Department of Geriatrics, Ghent University Hospital, Belgium.
Drugs Aging. 2012 Jun 1;29(6):453-62. doi: 10.2165/11631760-000000000-00000.
Adverse drug reactions (ADRs) in older adults are an important healthcare problem since they are frequently a cause of hospitalization, occur commonly during admission, and are an important cause of morbidity and mortality. Older adults are particularly susceptible to ADRs because they are usually on multiple drug regimens and because age is associated with changes in pharmacokinetics and pharmacodynamics. The presentation of an ADR in older adults is often atypical, which further complicates its recognition. One potential strategy for improving recognition of ADRs is to identify those patients who are at risk of an ADR. The recently developed GerontoNet ADR Risk Score is a practical tool for identification of older patients who are at increased risk for an ADR and who may represent a target for interventions aimed at reducing ADRs. Provision of adequate education in the domain of clinical geriatric pharmacology can improve recognition of ADRs. Besides formal surveillance systems, built-in computer programs with electronic prescribing databases and clinical pharmacist involvement in patient care within multidisciplinary geriatric teams might help to minimize the occurrence of ADRs. In addition, a number of actions can be taken in hospitals to stimulate appropriate prescribing and to assure adequate communication between primary and hospital care. In older adults with complex medical problems and needs, a global evaluation obtained through a comprehensive geriatric assessment may be helpful in simplifying drug prescription and prioritizing pharmacological and healthcare needs, resulting in an improvement in quality of prescribing.
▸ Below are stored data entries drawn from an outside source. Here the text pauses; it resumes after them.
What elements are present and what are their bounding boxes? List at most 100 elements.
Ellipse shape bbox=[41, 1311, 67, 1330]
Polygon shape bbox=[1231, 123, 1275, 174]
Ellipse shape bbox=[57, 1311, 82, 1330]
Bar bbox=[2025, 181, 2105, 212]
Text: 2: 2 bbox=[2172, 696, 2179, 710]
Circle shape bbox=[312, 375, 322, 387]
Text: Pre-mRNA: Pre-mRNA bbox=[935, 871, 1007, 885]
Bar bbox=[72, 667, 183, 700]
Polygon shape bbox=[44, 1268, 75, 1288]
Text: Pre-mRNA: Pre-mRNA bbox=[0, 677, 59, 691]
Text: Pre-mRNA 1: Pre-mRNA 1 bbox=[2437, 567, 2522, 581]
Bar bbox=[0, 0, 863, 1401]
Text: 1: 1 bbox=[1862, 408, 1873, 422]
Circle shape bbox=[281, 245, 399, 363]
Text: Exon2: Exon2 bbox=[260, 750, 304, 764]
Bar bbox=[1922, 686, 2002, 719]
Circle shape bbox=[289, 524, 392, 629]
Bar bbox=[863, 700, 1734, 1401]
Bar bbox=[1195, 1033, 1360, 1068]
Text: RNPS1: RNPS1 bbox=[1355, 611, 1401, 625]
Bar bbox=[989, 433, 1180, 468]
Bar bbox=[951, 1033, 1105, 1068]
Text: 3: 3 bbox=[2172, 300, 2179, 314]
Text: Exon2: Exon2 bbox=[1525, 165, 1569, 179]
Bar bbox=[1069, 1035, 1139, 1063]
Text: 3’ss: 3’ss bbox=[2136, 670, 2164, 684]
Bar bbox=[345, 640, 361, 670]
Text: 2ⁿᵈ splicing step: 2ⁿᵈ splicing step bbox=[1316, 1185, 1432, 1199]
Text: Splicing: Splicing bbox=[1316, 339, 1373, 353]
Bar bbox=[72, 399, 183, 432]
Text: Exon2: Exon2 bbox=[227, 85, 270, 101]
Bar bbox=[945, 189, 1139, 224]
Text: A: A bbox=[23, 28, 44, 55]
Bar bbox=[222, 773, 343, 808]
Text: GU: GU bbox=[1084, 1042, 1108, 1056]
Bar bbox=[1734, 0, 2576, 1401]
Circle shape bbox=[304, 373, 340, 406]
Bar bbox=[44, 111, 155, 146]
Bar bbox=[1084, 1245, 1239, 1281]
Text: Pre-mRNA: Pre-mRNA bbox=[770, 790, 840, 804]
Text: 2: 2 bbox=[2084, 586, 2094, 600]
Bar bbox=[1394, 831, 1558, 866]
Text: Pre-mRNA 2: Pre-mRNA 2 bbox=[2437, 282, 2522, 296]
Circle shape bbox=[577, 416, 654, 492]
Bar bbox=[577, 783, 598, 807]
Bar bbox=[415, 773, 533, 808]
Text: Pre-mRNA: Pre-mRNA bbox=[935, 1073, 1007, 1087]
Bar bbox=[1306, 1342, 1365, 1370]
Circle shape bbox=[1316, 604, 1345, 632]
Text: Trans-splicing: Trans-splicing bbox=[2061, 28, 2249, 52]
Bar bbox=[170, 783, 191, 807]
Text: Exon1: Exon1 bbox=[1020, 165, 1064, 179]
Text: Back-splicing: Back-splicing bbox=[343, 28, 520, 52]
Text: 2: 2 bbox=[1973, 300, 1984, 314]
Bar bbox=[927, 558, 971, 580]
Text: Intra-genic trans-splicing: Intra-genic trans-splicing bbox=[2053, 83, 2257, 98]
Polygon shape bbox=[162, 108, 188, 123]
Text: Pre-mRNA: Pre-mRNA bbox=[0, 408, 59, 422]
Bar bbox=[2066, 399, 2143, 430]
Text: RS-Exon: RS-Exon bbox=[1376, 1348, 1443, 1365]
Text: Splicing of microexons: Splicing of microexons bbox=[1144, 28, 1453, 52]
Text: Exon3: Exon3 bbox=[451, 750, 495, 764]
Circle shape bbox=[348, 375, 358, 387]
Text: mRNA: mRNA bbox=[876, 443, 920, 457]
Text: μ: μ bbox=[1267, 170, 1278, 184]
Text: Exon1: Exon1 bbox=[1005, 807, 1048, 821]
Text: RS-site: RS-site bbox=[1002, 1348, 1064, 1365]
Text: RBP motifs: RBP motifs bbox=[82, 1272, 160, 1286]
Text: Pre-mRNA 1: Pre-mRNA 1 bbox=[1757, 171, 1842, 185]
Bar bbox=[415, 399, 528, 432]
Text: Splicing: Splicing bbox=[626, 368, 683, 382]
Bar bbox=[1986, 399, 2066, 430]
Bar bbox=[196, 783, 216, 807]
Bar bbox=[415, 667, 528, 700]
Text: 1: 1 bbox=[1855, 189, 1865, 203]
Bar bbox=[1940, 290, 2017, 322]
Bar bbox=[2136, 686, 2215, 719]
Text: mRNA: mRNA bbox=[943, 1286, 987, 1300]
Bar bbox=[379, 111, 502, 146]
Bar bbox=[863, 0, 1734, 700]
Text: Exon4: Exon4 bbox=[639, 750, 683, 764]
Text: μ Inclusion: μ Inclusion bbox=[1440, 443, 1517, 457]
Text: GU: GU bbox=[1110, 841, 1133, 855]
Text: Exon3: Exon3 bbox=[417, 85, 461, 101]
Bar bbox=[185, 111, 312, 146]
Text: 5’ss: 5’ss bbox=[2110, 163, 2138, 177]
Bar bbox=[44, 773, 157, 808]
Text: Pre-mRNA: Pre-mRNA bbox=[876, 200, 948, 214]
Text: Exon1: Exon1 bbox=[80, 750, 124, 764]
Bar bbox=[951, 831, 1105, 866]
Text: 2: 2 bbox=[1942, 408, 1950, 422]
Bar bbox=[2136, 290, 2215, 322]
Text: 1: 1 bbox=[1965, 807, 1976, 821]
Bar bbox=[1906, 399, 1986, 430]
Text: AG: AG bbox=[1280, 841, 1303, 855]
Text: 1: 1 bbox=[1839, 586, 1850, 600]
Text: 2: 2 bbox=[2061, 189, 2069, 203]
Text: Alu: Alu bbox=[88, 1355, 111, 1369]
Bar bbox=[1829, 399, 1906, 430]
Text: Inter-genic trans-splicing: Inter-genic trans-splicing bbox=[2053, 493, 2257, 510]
老年人中的药物不良反应 (ADR) 是一个重要的医疗保健问题,因为它们常常是住院的原因,在入院期间经常发生,并且是发病率和死亡率的重要原因。老年人特别容易受到 ADR 的影响,因为他们通常同时服用多种药物,而且年龄与药代动力学和药效学的变化有关。老年人中 ADR 的表现常常不典型,这进一步使其识别变得复杂。提高对 ADR 识别的潜在策略之一是确定那些有发生 ADR 风险的患者。最近开发的 GerontoNet ADR 风险评分是一种实用工具,用于识别有发生 ADR 风险的老年患者,这些患者可能是旨在减少 ADR 的干预措施的目标。在临床老年药理学领域提供足够的教育可以提高对 ADR 的认识。除了正式的监测系统外,内置的计算机程序,具有电子处方数据库和临床药师参与多学科老年团队的患者护理,可能有助于最大限度地减少 ADR 的发生。此外,医院可以采取一些措施来刺激适当的处方,并确保初级保健和医院保健之间的充分沟通。对于具有复杂医疗问题和需求的老年人,通过全面老年评估获得的全面评估可能有助于简化药物处方并确定药物治疗和医疗保健需求的优先级,从而提高处方质量。